India Pale Ale, to give it the full name, is one of the most versatile beers for food generally and works particularly well with spice – so much better than the ice-cold lager that’s the usual foil for such feisty dishes. (Although that said there are some very interesting lagers out there: Curious Brew from wine producer Chapel Down is wonderfully satisfying and versatile, for example.)

Southern Indian fish curries, spiced crusted fish, Thai fish cakes, salt-and-pepper squid or chilli prawns would all be great options: you need something with enough flavour and character of its own to stand up to this kind of onslaught. The hoppiness of IPA also helps cut through fattiness or richness – like acidity in wine – so it’s another good choice for fish and chips. For lunch recently at the Bohemia brew pub in North London, the Upright IPA was spot on with a deep-fried soft shell crab burger with coleslaw and red chilli tartare sauce.

Stout and porter: rich and creamy

Stout has a salty, briny quality that chimes perfectly with crustacea, especially oysters, the roasted flavours bringing out the sweetness of the flesh. What’s more, the creamy textures meld with each other harmoniously.

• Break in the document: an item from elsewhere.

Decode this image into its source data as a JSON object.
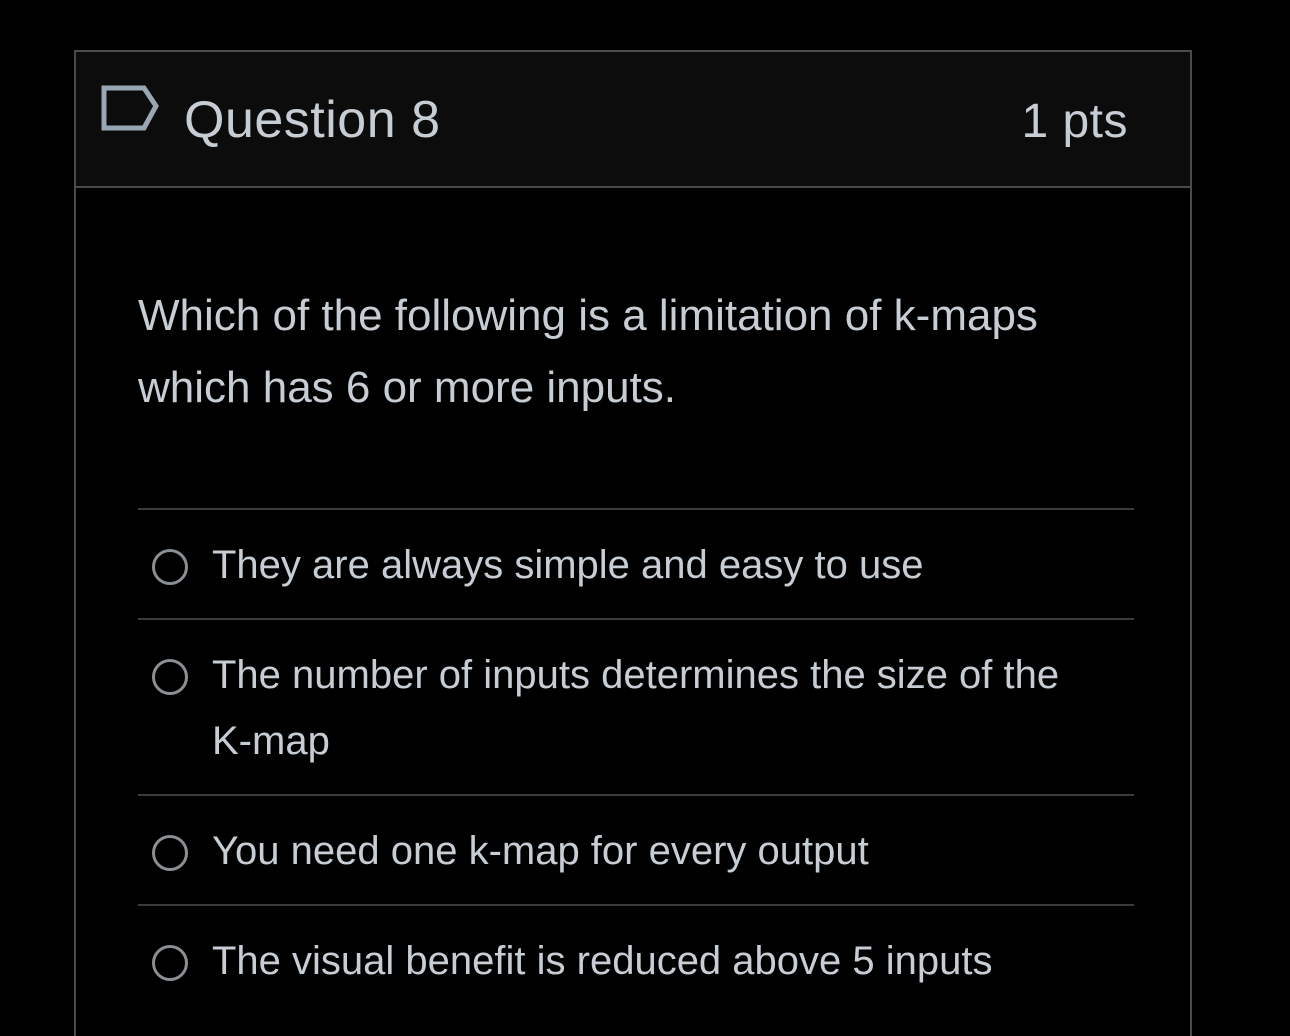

The Anchor in Walberswick, for example, serves Adnam’s Blackshore Stout with West Mersea oysters, and there are various oyster stouts to pair with their namesakes in Whitstable, to name but a few.

Another bold match for stout is peat-smoked salmon and wholemeal bread. The salmon needs to have plenty of gutsy flavour and rustic character (from Andy Race, for example): lighter smoked salmon would be overwhelmed. Kippers would be another good option.

Rauchbier: full and smoky

Continuing the smoked theme, you could have some fun experimenting with rauchbier, or smoked beer – although it’s easy to go too far and find the food and drink each vying for too much attention. You want the flavours to gently mirror each other or to highlight particular ingredients. A rauchbier could work well with a fish pie containing a decent proportion of smoked haddock, or kedgeree, or hot smoked seafood, for example.

Keep it simple – or get creative

Like fine wine, craft beers with their layers of complexity are often better suited to simpler dishes that allow the flavours to shine through. However, you can pick out a particular ingredient to match the dish with a distinctive beer, as they do at The Bull pub in Highgate, owned by the London Brewing Company (LBC).

One inspiring example earlier this year was mackerel, crayfish and panzanella salad, watercress and raspberry vinegar dressing served with the LBC’s pHuchsia (yes, that’s the right spelling), a sour cherry and raspberry white beer. Another was a plate featuring smoked and cured fish, and a lobster, pink grapefruit and herb salad with lime vinaigrette, paired with Magic Rock Brewing’s Salty Kiss, a tart, herbal and refreshing “gose” given an Anglo-Danish twist with the addition of gooseberries (“for some English fruit and tartness typical of the style”) and sea buckthorn and rosehips.

This article is really just a taster. The beers available today and certainly the permutations they offer are almost limitless. So why not have a beer-tasting evening, sharing a few contrasting bottles and dishes with friends and come to your own conclusions. When you’re sampling with food like this, you’re not looking to gulp beer by the gallon: use small glasses, taste around and really experiment.